Caritas appelle à lever les sanctions qui appauvrissent la Syrie
Entretien réalisé par Hélène Destombes - Cité du Vatican
Caritas Internationalis, à l’occasion du lancement de son rapport annuel 2019, a souhaité faire entendre «la voix des sans-voix», dans un contexte mondial marqué par la pandémie de coronavirus. Lors d’une conférence de presse en ligne, jeudi 16 juillet 2020, Aloysius John a dénoncé le drame vécu par la population syrienne de plus en plus pauvre. Elle «meurt à petit feu» s’est-il alarmé dans un entretien à Vatican News. Les sanctions économiques, a observé le secrétaire général de Caritas Internationalis, créent «un terrain fertile pour le terrorisme» et pénalisent également lourdement le Liban voisin.
Aloysius John a par ailleurs déploré que «les populations les plus pauvres paient avec leur sang la dette internationale». Il a ainsi réclamé son annulation afin de pouvoir investir au plan local dans le développement des personnes vulnérables. Une invitation à combattre la pauvreté, «cette maladie qui déshumanise», et à construire un monde plus solidaire et respectueux de chacun.
Les conséquences des sanctions économiques sur la Syrie sont multiples. L’aide humanitaire est de plus en plus difficile à envoyer et l’Église est aujourd’hui la seule à œuvrer sur l’ensemble du territoire. La population n’a plus les moyens d’acheter de la nourriture, elle s’achemine vers une situation de pauvreté chronique. Ces sanctions sont en train d’opprimer les plus pauvres. On est en train de tuer la population à petit feu et de créer un terrain fertile pour le terrorisme.
Dans votre rapport, vous alertez aussi sur la profonde crise qui ébranle actuellement le Liban. Les sanctions économiques ont de lourdes conséquences sur le pays du Cèdre ?
Tout le monde sait qu’il y a des relations commerciales et économiques entre la Syrie et le Liban. L’économie au Liban s’épuise progressivement. Ces six derniers mois, la population ayant besoin d’assistance a augmenté de 75%. Les habitants vendent leurs chaussures et leurs vêtements pour pouvoir acheter de la nourriture. On est en train, là aussi, d’affamer la population. La livre libanaise a perdu 80 % de sa valeur témoignant de la dérive économique dans laquelle se trouve le pays. Les sanctions économiques sur la Syrie ont donc des conséquences sur le Liban mais aussi sur l’Irak.
Vous sensibilisez également à la question de la dette des pays pauvres, réclamant son annulation. C’est un appel qui a déjà été formulé à plusieurs reprises, en particulier par le Pape François. Caritas a fait de cette annulation de la dette une priorité ?

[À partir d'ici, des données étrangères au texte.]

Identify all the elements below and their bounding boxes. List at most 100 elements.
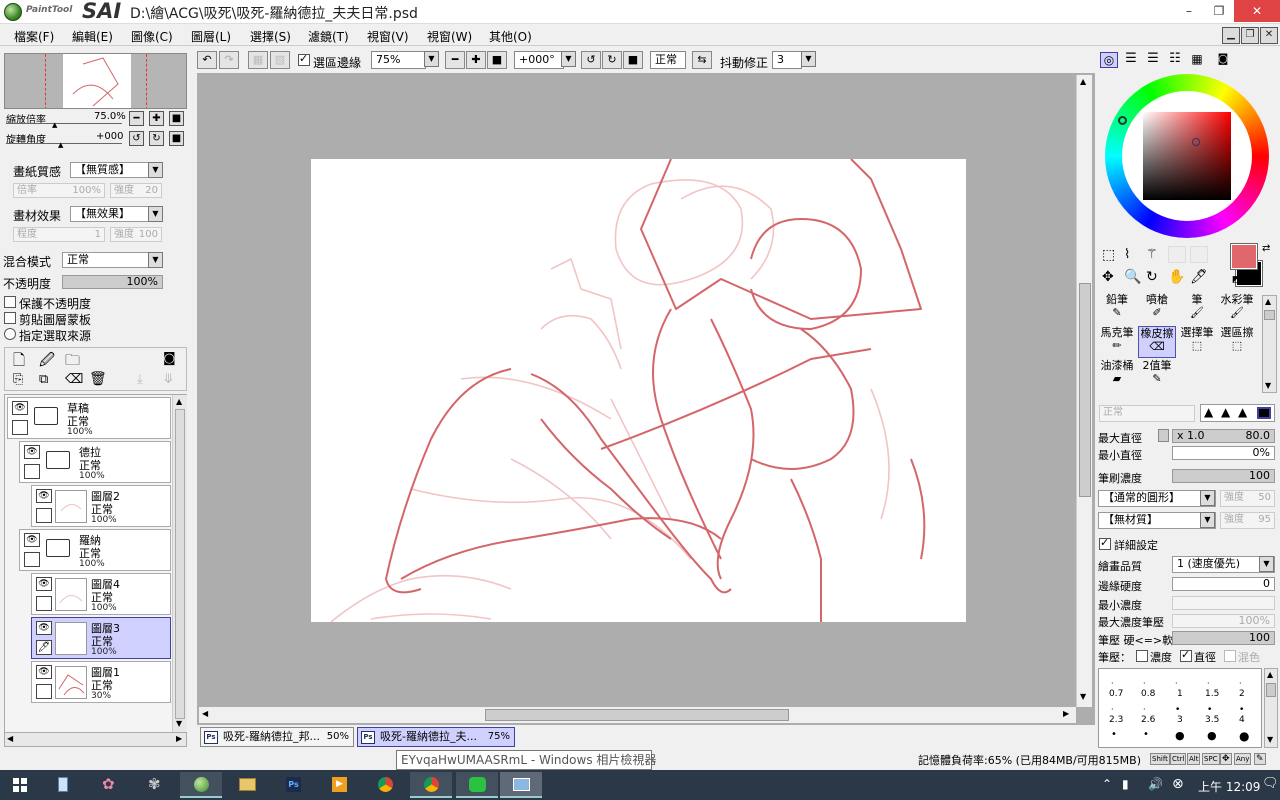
zoom-tool-icon[interactable]: 🔍: [1124, 269, 1141, 285]
nav-zoom-in-icon[interactable]: ✚: [149, 111, 164, 126]
size-preset-5[interactable]: 2.3: [1109, 715, 1123, 725]
tool-eraser[interactable]: 橡皮擦 ⌫: [1138, 326, 1176, 358]
size-preset-0[interactable]: 0.7: [1109, 689, 1123, 699]
shape-strength-field[interactable]: 強度 50: [1220, 490, 1275, 507]
lock-toggle[interactable]: [24, 464, 40, 479]
clear-layer-icon[interactable]: ⌫: [65, 372, 83, 387]
doc-close-icon[interactable]: ✕: [1260, 27, 1278, 44]
brush-shape-dropdown-icon[interactable]: ▼: [1200, 490, 1215, 506]
presets-scroll-thumb[interactable]: [1266, 683, 1276, 697]
tab-document-1[interactable]: Ps 吸死-羅納德拉_邦... 50%: [200, 727, 354, 747]
flip-icon[interactable]: ⇆: [692, 51, 712, 69]
eye-icon[interactable]: 👁: [36, 489, 52, 503]
size-preset-7[interactable]: 3: [1177, 715, 1183, 725]
layer-row-ronald[interactable]: 👁 羅納 正常 100%: [19, 529, 171, 571]
quality-dropdown-icon[interactable]: ▼: [1259, 556, 1274, 572]
effect-strength-field[interactable]: 強度 100: [110, 227, 162, 242]
color-wheel-tab-icon[interactable]: ◎: [1100, 52, 1118, 68]
scroll-down-icon[interactable]: ▼: [176, 719, 182, 728]
transparent-color-icon[interactable]: ◩: [1232, 275, 1241, 285]
merge-layer-icon[interactable]: ⧉: [39, 372, 48, 387]
lock-toggle[interactable]: [36, 684, 52, 699]
zoom-slider[interactable]: [6, 123, 122, 124]
lock-toggle[interactable]: [24, 552, 40, 567]
new-mask-icon[interactable]: ◙: [163, 351, 176, 366]
layer-row-layer2[interactable]: 👁 圖層2 正常 100%: [31, 485, 171, 527]
tray-chevron-icon[interactable]: ⌃: [1102, 777, 1112, 791]
density-slider[interactable]: 100: [1172, 469, 1275, 483]
zoom-in-icon[interactable]: ✚: [466, 51, 486, 69]
taskbar-app-2[interactable]: ✿: [88, 772, 130, 798]
protect-opacity-checkbox[interactable]: [4, 296, 16, 308]
taskbar-photo-viewer[interactable]: [500, 772, 542, 798]
rotate-left-icon[interactable]: ↺: [581, 51, 601, 69]
move-icon[interactable]: ✥: [1102, 269, 1114, 285]
size-preset-dot[interactable]: •: [1239, 705, 1244, 715]
scroll-right-icon[interactable]: ▶: [176, 734, 182, 743]
layer-scroll-thumb[interactable]: [175, 409, 185, 719]
menu-file[interactable]: 檔案(F): [14, 28, 54, 45]
menu-select[interactable]: 選擇(S): [250, 28, 291, 45]
tool-pencil[interactable]: 鉛筆 ✎: [1098, 293, 1136, 325]
action-center-icon[interactable]: ⊗: [1172, 776, 1184, 792]
magic-wand-icon[interactable]: ⚚: [1146, 247, 1158, 262]
menu-other[interactable]: 其他(O): [489, 28, 532, 45]
size-preset-1[interactable]: 0.8: [1141, 689, 1155, 699]
layer-row-draft[interactable]: 👁 草稿 正常 100%: [7, 397, 171, 439]
volume-icon[interactable]: 🔊: [1148, 777, 1163, 791]
size-preset-dot[interactable]: ·: [1143, 705, 1146, 714]
pressure-size-checkbox[interactable]: ✓: [1180, 648, 1192, 662]
menu-layer[interactable]: 圖層(L): [191, 28, 231, 45]
eyedropper-icon[interactable]: 🖊: [1190, 269, 1208, 285]
size-preset-3[interactable]: 1.5: [1205, 689, 1219, 699]
max-size-slider[interactable]: x 1.0 80.0: [1172, 429, 1275, 443]
tool-airbrush[interactable]: 噴槍 ✐: [1138, 293, 1176, 325]
size-preset-dot[interactable]: •: [1207, 705, 1212, 715]
transfer-down-icon[interactable]: ⤓: [137, 372, 143, 387]
presets-scrollbar[interactable]: ▲ ▼: [1264, 668, 1278, 748]
doc-restore-icon[interactable]: ❐: [1241, 27, 1259, 44]
copy-layer-icon[interactable]: ⎘: [13, 372, 23, 387]
brush-flat-icon[interactable]: ▲: [1238, 405, 1247, 419]
lock-toggle[interactable]: [12, 420, 28, 435]
rotation-slider[interactable]: [6, 143, 122, 144]
tool-watercolor[interactable]: 水彩筆 🖌: [1218, 293, 1256, 325]
delete-layer-icon[interactable]: 🗑: [89, 371, 107, 387]
canvas-hscrollbar[interactable]: ◀ ▶: [199, 707, 1076, 723]
nav-rotate-reset-icon[interactable]: ■: [169, 131, 184, 146]
taskbar-line[interactable]: [456, 772, 498, 798]
layer-row-layer3[interactable]: 👁 🖊 圖層3 正常 100%: [31, 617, 171, 659]
rotation-select[interactable]: +000°: [514, 51, 564, 69]
rect-select-icon[interactable]: ⬚: [1102, 247, 1115, 263]
hand-icon[interactable]: ✋: [1168, 269, 1185, 285]
size-preset-9[interactable]: 4: [1239, 715, 1245, 725]
foreground-color-swatch[interactable]: [1230, 243, 1258, 270]
rotation-dropdown-icon[interactable]: ▼: [561, 51, 576, 67]
texture-rate-field[interactable]: 倍率 100%: [13, 183, 105, 198]
nav-rotate-left-icon[interactable]: ↺: [129, 131, 144, 146]
vscroll-thumb[interactable]: [1079, 283, 1091, 497]
taskbar-calculator[interactable]: [42, 772, 84, 798]
menu-image[interactable]: 圖像(C): [131, 28, 173, 45]
start-button[interactable]: [0, 772, 40, 798]
notifications-icon[interactable]: 🗨: [1262, 776, 1279, 791]
zoom-reset-icon[interactable]: ■: [487, 51, 507, 69]
drawing-canvas[interactable]: [311, 158, 966, 623]
brush-texture-select[interactable]: 【無材質】: [1098, 512, 1216, 529]
pressure-density-checkbox[interactable]: [1136, 650, 1148, 662]
menu-edit[interactable]: 編輯(E): [72, 28, 113, 45]
layer-row-layer4[interactable]: 👁 圖層4 正常 100%: [31, 573, 171, 615]
tool-marker[interactable]: 馬克筆 ✏: [1098, 326, 1136, 358]
network-icon[interactable]: ▮: [1122, 777, 1129, 791]
tool-select-pen[interactable]: 選擇筆 ⬚: [1178, 326, 1216, 358]
saturation-value-square[interactable]: [1143, 112, 1231, 200]
layer-row-layer1[interactable]: 👁 圖層1 正常 30%: [31, 661, 171, 703]
selection-edge-checkbox[interactable]: ✓: [298, 52, 310, 66]
size-preset-2[interactable]: 1: [1177, 689, 1183, 699]
menu-view[interactable]: 視窗(V): [367, 28, 409, 45]
nav-zoom-reset-icon[interactable]: ■: [169, 111, 184, 126]
brush-soft-icon[interactable]: ▲: [1221, 405, 1230, 419]
size-preset-dot[interactable]: ●: [1207, 729, 1217, 742]
scroll-up-icon[interactable]: ▲: [176, 397, 182, 406]
min-size-slider[interactable]: 0%: [1172, 446, 1275, 460]
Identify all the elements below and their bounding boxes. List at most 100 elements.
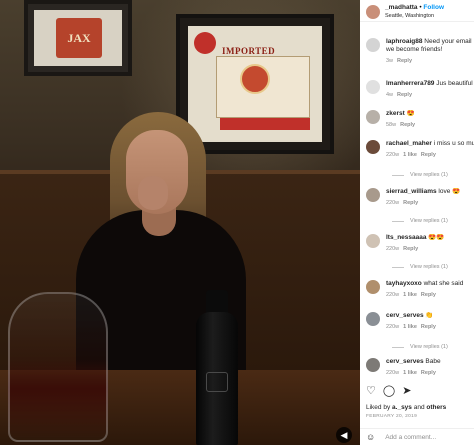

Les populations les plus pauvres paient avec leur sang la dette internationale. Il faut annuler cette dette pour que l’argent puisse être utilisé au plan local afin de promouvoir des actions de développement en faveur des plus vulnérables. Il faut bien-sûr préparer la population locale, il est important que la société civile joue son rôle pour devenir acteur de développement.
La présentation de ce rapport annuel intervenait dans un contexte historique de pandémie de Covid-19. Cette crise va-t-elle permettre de construire un monde plus solidaire ?
Si je me réfère aux propos du Saint-Père, cette crise induit un nouveau départ. Il faut que la solidarité soit plus globale. Nous avons besoin de tous et les pauvres ont leur place. Il s’agit de leur permettre de devenir des acteurs de développement afin que nous puissions agir contre la pauvreté, cette maladie qui rend l’homme indigne et déshumanise. Ce nouveau départ doit nous amener à être plus solidaires, plus respectueux et conscients de la dignité de chacun, en particulier des pauvres. Il faut agir pour cela.